C:\Users\mbellissimo\AppData\Local\Continuum\Anaconda\lib\site-packages\sklearn\utils\validation.py:498: UserWarning: The scale function assumes floating point values as input, got int64
"got %s" % (estimator, X.dtype))
C:\Users\mbellissimo\AppData\Local\Continuum\Anaconda\lib\site-packages\sklearn\preprocessing\data.py:145: DeprecationWarning: Implicitly casting between incompatible kinds. In a future numpy release, this will raise an error. Use casting="unsafe" if this is intentional.
Xr -= mean_
C:\Users\mbellissimo\AppData\Local\Continuum\Anaconda\lib\site-packages\sklearn\preprocessing\data.py:153: UserWarning: Numerical issues were encountered when centering the data and might not be solved. Dataset may contain too large values. You may need to prescale your features.
warnings.warn("Numerical issues were encountered "
C:\Users\mbellissimo\AppData\Local\Continuum\Anaconda\lib\site-packages\sklearn\preprocessing\data.py:158: DeprecationWarning: Implicitly casting between incompatible kinds. In a future numpy release, this will raise an error. Use casting="unsafe" if this is intentional.
Xr -= mean_1
C:\Users\mbellissimo\AppData\Local\Continuum\Anaconda\lib\site-packages\sklearn\preprocessing\data.py:160: DeprecationWarning: Implicitly casting between incompatible kinds. In a future numpy release, this will raise an error. Use casting="unsafe" if this is intentional.
Xr /= std_
C:\Users\mbellissimo\AppData\Local\Continuum\Anaconda\lib\site-packages\sklearn\preprocessing\data.py:169: UserWarning: Numerical issues were encountered when scaling the data and might not be solved. The standard deviation of the data is probably very close to 0.
warnings.warn("Numerical issues were encountered "

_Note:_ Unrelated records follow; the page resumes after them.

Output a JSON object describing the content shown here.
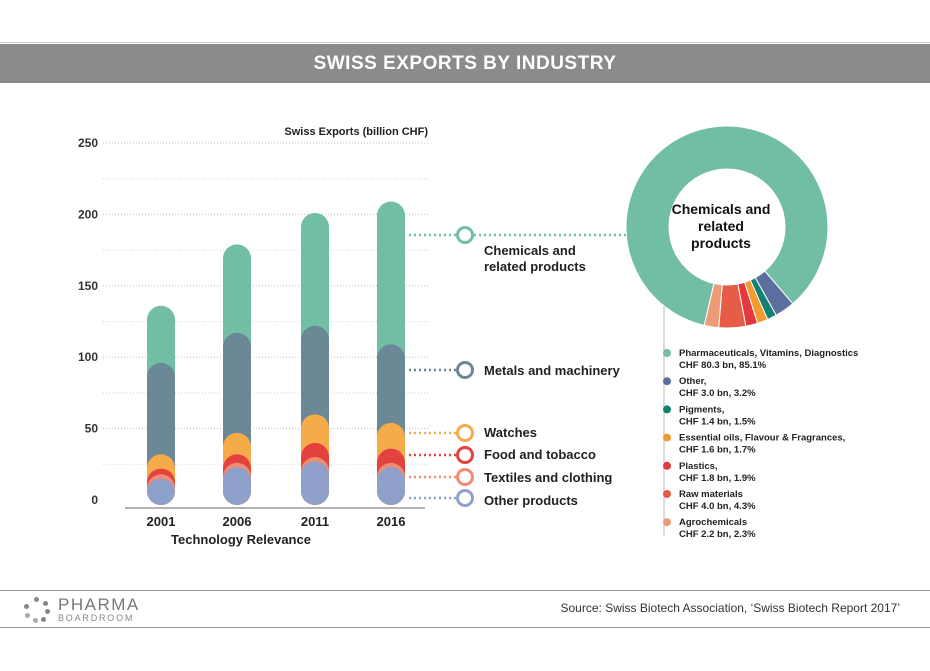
{
  "header": {
    "title": "SWISS EXPORTS BY INDUSTRY"
  },
  "chart_data": [
    {
      "type": "bar",
      "title": "Swiss Exports (billion CHF)",
      "xlabel": "Technology Relevance",
      "ylabel": "",
      "ylim": [
        0,
        250
      ],
      "yticks": [
        0,
        50,
        100,
        150,
        200,
        250
      ],
      "grid": true,
      "stacked": true,
      "categories": [
        "2001",
        "2006",
        "2011",
        "2016"
      ],
      "series": [
        {
          "name": "Other products",
          "values": [
            15,
            23,
            27,
            23
          ],
          "color": "#8fa0cb"
        },
        {
          "name": "Textiles and clothing",
          "values": [
            3,
            3,
            3,
            3
          ],
          "color": "#ef8c72"
        },
        {
          "name": "Food and  tobacco",
          "values": [
            4,
            6,
            10,
            10
          ],
          "color": "#e3423e"
        },
        {
          "name": "Watches",
          "values": [
            10,
            15,
            20,
            18
          ],
          "color": "#f6ab4b"
        },
        {
          "name": "Metals and machinery",
          "values": [
            64,
            70,
            62,
            55
          ],
          "color": "#6a8895"
        },
        {
          "name": "Chemicals and related products",
          "values": [
            40,
            62,
            79,
            100
          ],
          "color": "#72bea4"
        }
      ]
    },
    {
      "type": "pie",
      "center_label": "Chemicals and related products",
      "slices": [
        {
          "label": "Pharmaceuticals, Vitamins, Diagnostics",
          "detail": "CHF 80.3 bn, 85.1%",
          "value": 85.1,
          "color": "#72bea4"
        },
        {
          "label": "Other,",
          "detail": "CHF 3.0 bn, 3.2%",
          "value": 3.2,
          "color": "#5b6e9e"
        },
        {
          "label": "Pigments,",
          "detail": "CHF 1.4 bn, 1.5%",
          "value": 1.5,
          "color": "#138173"
        },
        {
          "label": "Essential oils, Flavour & Fragrances,",
          "detail": "CHF 1.6 bn, 1.7%",
          "value": 1.7,
          "color": "#f09a2f"
        },
        {
          "label": "Plastics,",
          "detail": "CHF 1.8 bn, 1.9%",
          "value": 1.9,
          "color": "#e4373e"
        },
        {
          "label": "Raw materials",
          "detail": "CHF 4.0 bn, 4.3%",
          "value": 4.3,
          "color": "#e65c47"
        },
        {
          "label": "Agrochemicals",
          "detail": "CHF 2.2 bn, 2.3%",
          "value": 2.3,
          "color": "#ec9a77"
        }
      ]
    }
  ],
  "footer": {
    "logo_main": "PHARMA",
    "logo_sub": "BOARDROOM",
    "source": "Source:  Swiss Biotech Association, ‘Swiss Biotech Report 2017’"
  }
}
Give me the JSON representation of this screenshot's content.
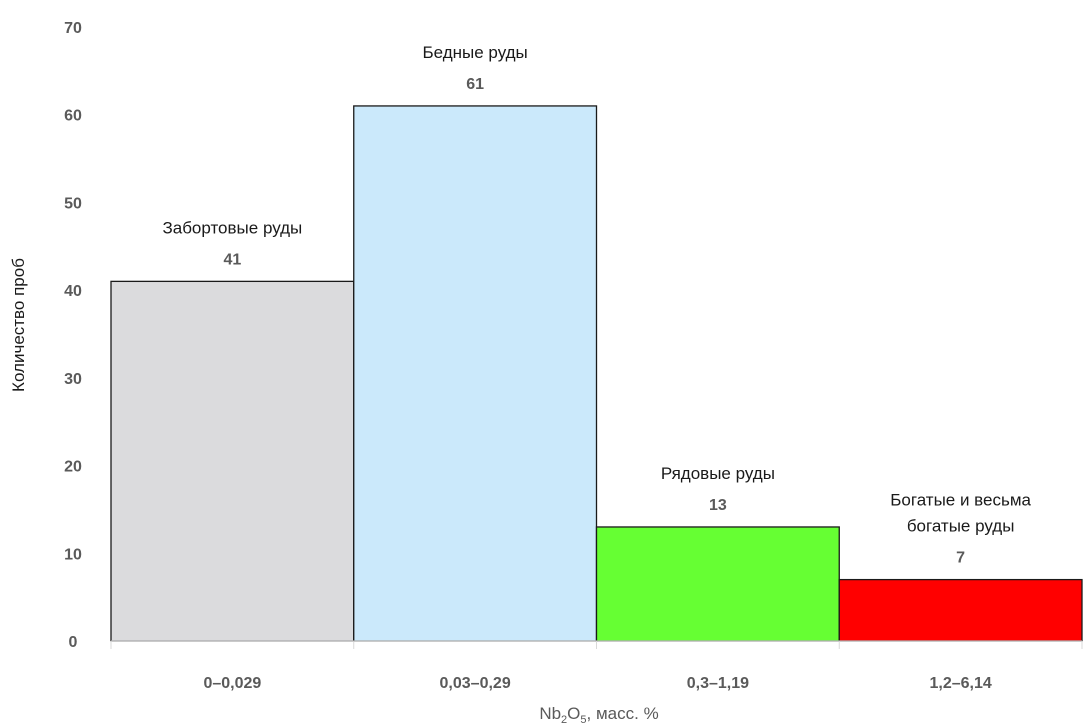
{
  "chart_data": {
    "type": "bar",
    "categories": [
      "0–0,029",
      "0,03–0,29",
      "0,3–1,19",
      "1,2–6,14"
    ],
    "values": [
      41,
      61,
      13,
      7
    ],
    "annotations": [
      [
        "Забортовые руды"
      ],
      [
        "Бедные руды"
      ],
      [
        "Рядовые руды"
      ],
      [
        "Богатые и весьма",
        "богатые руды"
      ]
    ],
    "colors": [
      "#dbdbdd",
      "#cbe9fb",
      "#66ff33",
      "#ff0000"
    ],
    "ylabel": "Количество проб",
    "xlabel": {
      "base": "Nb",
      "sub1": "2",
      "mid": "O",
      "sub2": "5",
      "rest": ", масс. %"
    },
    "ylim": [
      0,
      70
    ],
    "yticks": [
      0,
      10,
      20,
      30,
      40,
      50,
      60,
      70
    ],
    "grid": false
  }
}
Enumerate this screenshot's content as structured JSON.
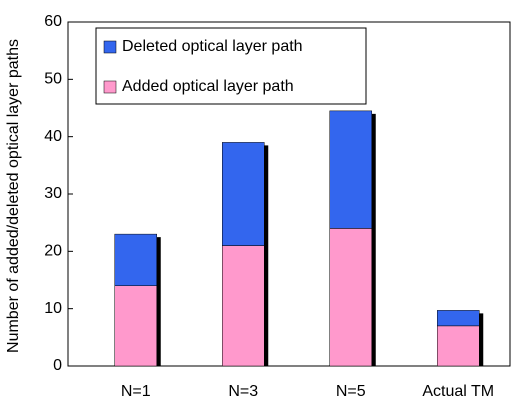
{
  "chart_data": {
    "type": "stacked_bar",
    "y_label": "Number of added/deleted optical layer paths",
    "categories": [
      "N=1",
      "N=3",
      "N=5",
      "Actual TM"
    ],
    "series": [
      {
        "name": "Added optical layer path",
        "color": "#ff99cc",
        "values": [
          14,
          21,
          24,
          7
        ]
      },
      {
        "name": "Deleted optical layer path",
        "color": "#3366ee",
        "values": [
          9,
          18,
          20.5,
          2.7
        ]
      }
    ],
    "ylim": [
      0,
      60
    ],
    "yticks": [
      0,
      10,
      20,
      30,
      40,
      50,
      60
    ],
    "legend": "upper left"
  }
}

C:\Users\mbellissimo\AppData\Local\Continuum\Anaconda\lib\site-packages\sklearn\preprocessing\data.py:174: DeprecationWarning: Implicitly casting between incompatible kinds. In a future numpy release, this will raise an error. Use casting="unsafe" if this is intentional.
Xr -= mean_2
All the values in the CSV file are numbers. This is what the head looks like
TOOLS/TEST EQUIPMENT WIN PRODUCTIVITY/UTILITY \
HouseholdID
144748819 0 0
144764123 0 0
144765100 0 0
144765495 2 0
144765756 0 2
Can somebody please tell me why I am getting this warning and how I can fix it?
Upvotes: 1
Views: 6131
Reputation: 537
I figured it out. I had to convert my Dataframe into a numpy Matrix and then define the type as float.
numpyMatrix = df.as_matrix().astype(float)
scaled_data = preprocessing.scale(numpyMatrix)
Upvotes: 6